In deze uitspraak van de Rechtbank Midden-Nederland, enkelvoudige kamer, op 20 mei 2020, wordt het beroep van eiser tegen een besluit van de Autoriteit Persoonsgegevens behandeld. Eiser had beroep ingesteld tegen een besluit van 19 augustus 2019, maar heeft het griffierecht van € 174,- niet betaald. De rechtbank heeft partijen niet uitgenodigd voor een zitting, omdat dit in deze zaak niet nodig was volgens artikel 8:54 van de Algemene wet bestuursrecht. De rechtbank legt uit dat het niet betalen van het griffierecht leidt tot niet-ontvankelijkheid van het beroep, tenzij er geldige redenen zijn voor het niet betalen.
De rechtbank heeft eiser op 21 augustus 2019 een aangetekende brief gestuurd met de mededeling dat het griffierecht binnen twee weken betaald moest worden. Eiser heeft echter aangegeven dat hij dacht dat de betaling was opgeschort in afwachting van een antwoord van de Europese Commissie. De rechtbank heeft dit verzoek afgewezen en eiser opnieuw de kans gegeven om het griffierecht te betalen, met een deadline van 30 oktober 2019. Aangezien de rechtbank het griffierecht niet heeft ontvangen en eiser geen geldige reden heeft gegeven voor de niet-betaling, heeft de rechtbank besloten het beroep niet inhoudelijk te behandelen.

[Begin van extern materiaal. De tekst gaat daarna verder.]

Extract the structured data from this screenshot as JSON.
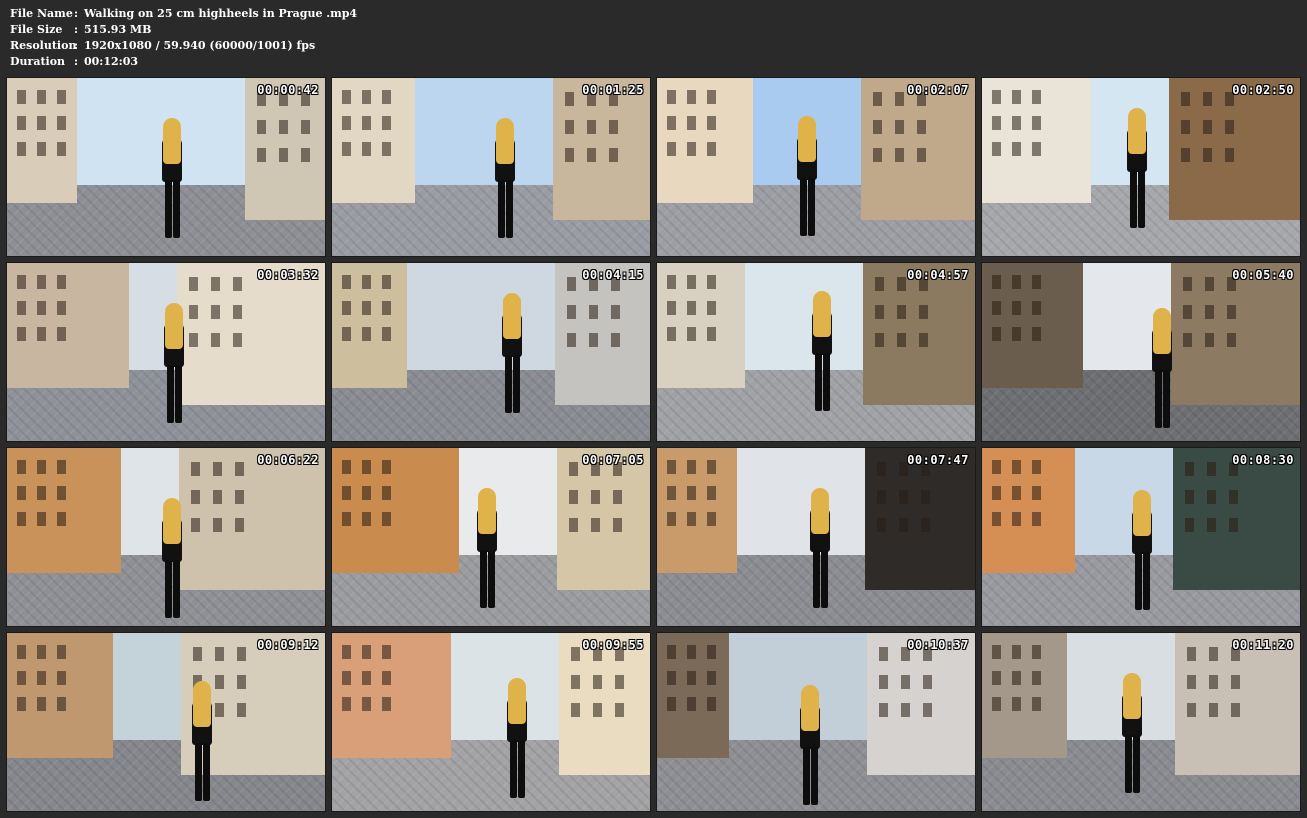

De rechtbank verklaart het beroep niet-ontvankelijk en wijst erop dat eiser geen recht heeft op vergoeding van proceskosten. Deze uitspraak is gedaan door mr. M.C. Verra, rechter, en is niet in het openbaar uitgesproken vanwege coronamaatregelen. Eiser heeft de mogelijkheid om binnen zes weken na verzending van de uitspraak een verzetschrift in te dienen als hij het niet eens is met de uitspraak.